Mandiri Lewat Inovasi, Melon Hasil Greenhouse BUMDes Klagen Bersatu Laris Manis Diburu Pasar

‎Badan Usaha Milik Desa (BUMDes) Klagen Bersatu, Kecamatan Barat, Kabupaten Magetan membuktikan bahwa inovasi dan kemandirian adalah kunci utama dalam menggerakkan roda perekonomian lokal. Melalui pengelolaan pertanian modern di dalam greenhouse, BUMDes Klagen Bersatu sukses menggelar panen raya melon premium yang langsung laris manis diburu para pembeli.

‎Langkah berani ini diambil Pemerintah Desa Klagen sebagai strategi cerdas untuk tetap mandiri dan berdaya di tengah kebijakan pemotongan anggaran transfer dari pusat. Lewat keberhasilan tata kelola agribisnis ini, desa optimistis mampu mendongkrak pendapatan desa secara mandiri.

‎Pada panen raya siklus kedua ini, Kepala Desa Klagen, Suci Yuliana, menjelaskan bahwa kunci utama yang membuat produk mereka begitu diburu pasar adalah keberanian untuk memanjakan kualitas melalui keragaman varietas premium. Di dalam fasilitas greenhouse tersebut, terdapat sekitar 800 pohon melon yang dirawat secara intensif dan menghasilkan buah berkualitas tinggi.

‎”Jadi untuk panen raya kali ini ada beberapa varietas yang kita tanam, totalnya ada empat jenis. Yang pertama Sweet Lavender, yang kedua Intanon, yang ketiga Petra Fanny, dan yang keempat Sweet Honey,” kata Suci.

‎Banyaknya varietas unggulan di antara ratusan pohon melon ini memberikan daya tarik yang luar biasa. Meski dipatok dengan harga di atas rata-rata pasar konvensional karena mutunya yang unggul, konsumen justru berebut untuk mendapatkan buah segar ini langsung dari pohonnya.

‎”Yang menjadi gong-nya sih memang varietas Intanon, harganya Rp35.000 per kilo. Harganya memang di atas pasar, tapi kita memang menonjolkan kualitas,” tambahnya.

‎Antusiasme pasar yang luar biasa ini dibuktikan dengan kecepatan penjualan. Pada panen perdana sebelumnya, seluruh hasil melon ludes terjual hanya dalam waktu satu hari. Belajar dari pengalaman tersebut, pada panen kedua ini persiapan dilakukan lebih matang. Suci  memastikan bahwa hasil panen dari sekitar 800 pohon melon ini dipastikan habis dalam waktu singkat.

‎”Pasti habis. Dari semua target kita ini, nanti 3 hari sudah habis.” ungkap Suci Yuliana dengan nada optimis.

‎Saat memaparkan alasan di balik pemilihan budi daya melon premium di dalam greenhouse, Suci  menekankan pentingnya sebuah desa melahirkan pembeda atau inovasi yang menonjol agar mampu bersaing secara ekonomi. Budi daya ini menjadi langkah baru bagi kelembagaan desa untuk memperkuat ketahanan pangan lokal.

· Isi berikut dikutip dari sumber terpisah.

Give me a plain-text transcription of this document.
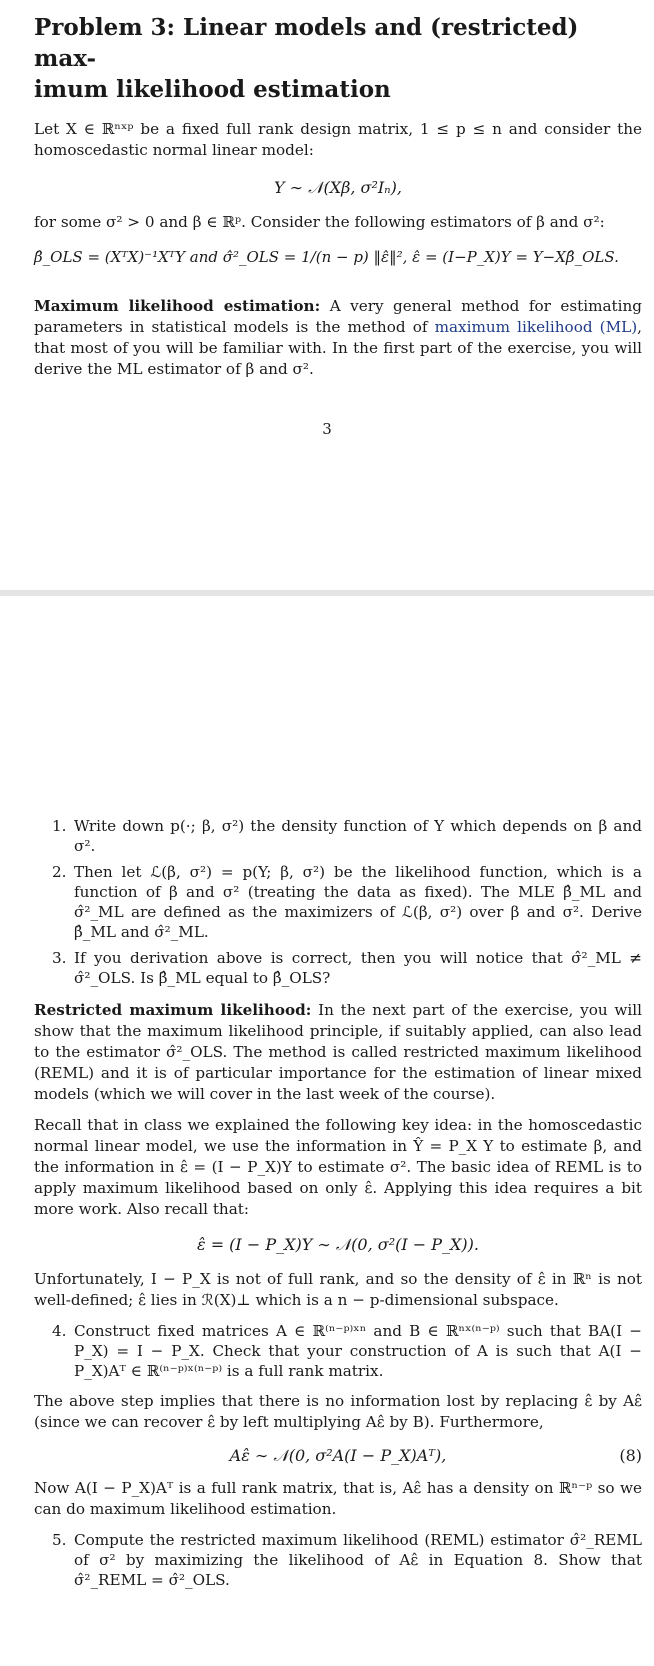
Problem 3: Linear models and (restricted) max-
imum likelihood estimation

Let X ∈ ℝⁿˣᵖ be a fixed full rank design matrix, 1 ≤ p ≤ n and consider the homoscedastic normal linear model:

Y ∼ 𝒩(Xβ, σ²Iₙ),

for some σ² > 0 and β ∈ ℝᵖ. Consider the following estimators of β and σ²:

β̂_OLS = (XᵀX)⁻¹XᵀY and σ̂²_OLS = 1/(n − p) ‖ε̂‖², ε̂ = (I−P_X)Y = Y−Xβ̂_OLS.

Maximum likelihood estimation: A very general method for estimating parameters in statistical models is the method of maximum likelihood (ML), that most of you will be familiar with. In the first part of the exercise, you will derive the ML estimator of β and σ².

3
1. Write down p(·; β, σ²) the density function of Y which depends on β and σ².
2. Then let ℒ(β, σ²) = p(Y; β, σ²) be the likelihood function, which is a function of β and σ² (treating the data as fixed). The MLE β̂_ML and σ̂²_ML are defined as the maximizers of ℒ(β, σ²) over β and σ². Derive β̂_ML and σ̂²_ML.
3. If you derivation above is correct, then you will notice that σ̂²_ML ≠ σ̂²_OLS. Is β̂_ML equal to β̂_OLS?

Restricted maximum likelihood: In the next part of the exercise, you will show that the maximum likelihood principle, if suitably applied, can also lead to the estimator σ̂²_OLS. The method is called restricted maximum likelihood (REML) and it is of particular importance for the estimation of linear mixed models (which we will cover in the last week of the course).

Recall that in class we explained the following key idea: in the homoscedastic normal linear model, we use the information in Ŷ = P_X Y to estimate β, and the information in ε̂ = (I − P_X)Y to estimate σ². The basic idea of REML is to apply maximum likelihood based on only ε̂. Applying this idea requires a bit more work. Also recall that:

ε̂ = (I − P_X)Y ∼ 𝒩(0, σ²(I − P_X)).

Unfortunately, I − P_X is not of full rank, and so the density of ε̂ in ℝⁿ is not well-defined; ε̂ lies in ℛ(X)⊥ which is a n − p-dimensional subspace.

4. Construct fixed matrices A ∈ ℝ⁽ⁿ⁻ᵖ⁾ˣⁿ and B ∈ ℝⁿˣ⁽ⁿ⁻ᵖ⁾ such that BA(I − P_X) = I − P_X. Check that your construction of A is such that A(I − P_X)Aᵀ ∈ ℝ⁽ⁿ⁻ᵖ⁾ˣ⁽ⁿ⁻ᵖ⁾ is a full rank matrix.

The above step implies that there is no information lost by replacing ε̂ by Aε̂ (since we can recover ε̂ by left multiplying Aε̂ by B). Furthermore,

Aε̂ ∼ 𝒩(0, σ²A(I − P_X)Aᵀ),	(8)

Now A(I − P_X)Aᵀ is a full rank matrix, that is, Aε̂ has a density on ℝⁿ⁻ᵖ so we can do maximum likelihood estimation.

5. Compute the restricted maximum likelihood (REML) estimator σ̂²_REML of σ² by maximizing the likelihood of Aε̂ in Equation 8. Show that σ̂²_REML = σ̂²_OLS.
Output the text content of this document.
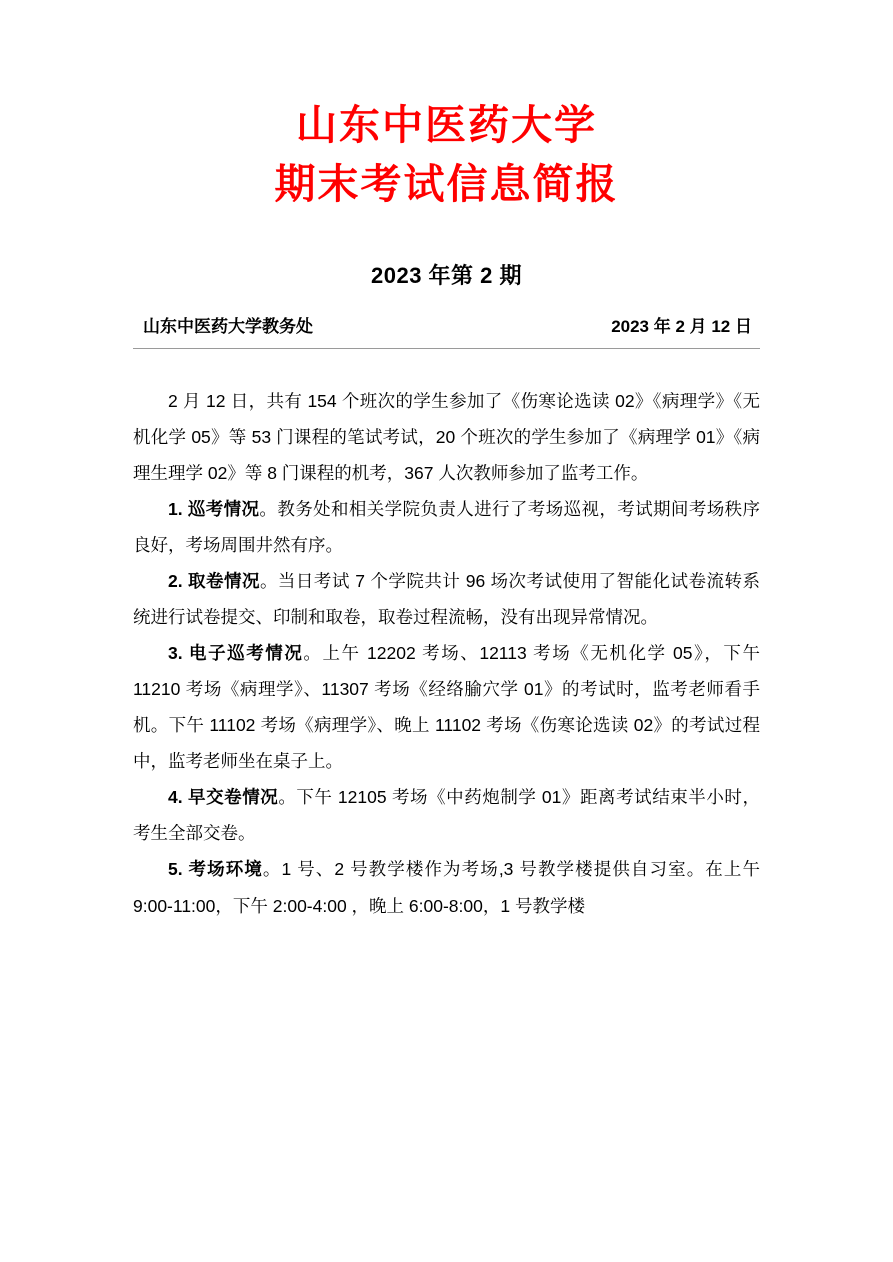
山东中医药大学
期末考试信息简报
2023 年第 2 期
山东中医药大学教务处	2023 年 2 月 12 日

2 月 12 日，共有 154 个班次的学生参加了《伤寒论选读 02》《病理学》《无机化学 05》等 53 门课程的笔试考试，20 个班次的学生参加了《病理学 01》《病理生理学 02》等 8 门课程的机考，367 人次教师参加了监考工作。

1. 巡考情况。教务处和相关学院负责人进行了考场巡视，考试期间考场秩序良好，考场周围井然有序。

2. 取卷情况。当日考试 7 个学院共计 96 场次考试使用了智能化试卷流转系统进行试卷提交、印制和取卷，取卷过程流畅，没有出现异常情况。

3. 电子巡考情况。上午 12202 考场、12113 考场《无机化学 05》，下午 11210 考场《病理学》、11307 考场《经络腧穴学 01》的考试时，监考老师看手机。下午 11102 考场《病理学》、晚上 11102 考场《伤寒论选读 02》的考试过程中，监考老师坐在桌子上。

4. 早交卷情况。下午 12105 考场《中药炮制学 01》距离考试结束半小时，考生全部交卷。

5. 考场环境。1 号、2 号教学楼作为考场,3 号教学楼提供自习室。在上午 9:00-11:00，下午 2:00-4:00 ，晚上 6:00-8:00，1 号教学楼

‎”Untuk mendukung ketahanan pangan, kita buat greenhouse biar inovasinya beda dengan desa lain. Karena setiap desa punya inovasi masing-masing, kita ingin menonjolkan inovasi khususnya di Desa Klagen agar ada hal yang berbeda,” jelasnya.

‎Di balik tingginya minat pasar, mengelola pertanian modern dengan ekosistem terkontrol tentu memiliki tantangan tersendiri. Direktur BUMDes Klagen Bersatu mengungkapkan bahwa tantangan merawat sekitar 800 pohon melon di dalam greenhouse jauh lebih spesifik dan membutuhkan perlakuan ekstra dibanding pertanian konvensional terbuka. Salah satu kendala yang sempat dihadapi adalah adanya buah melon yang pecah akibat faktor nutrisi.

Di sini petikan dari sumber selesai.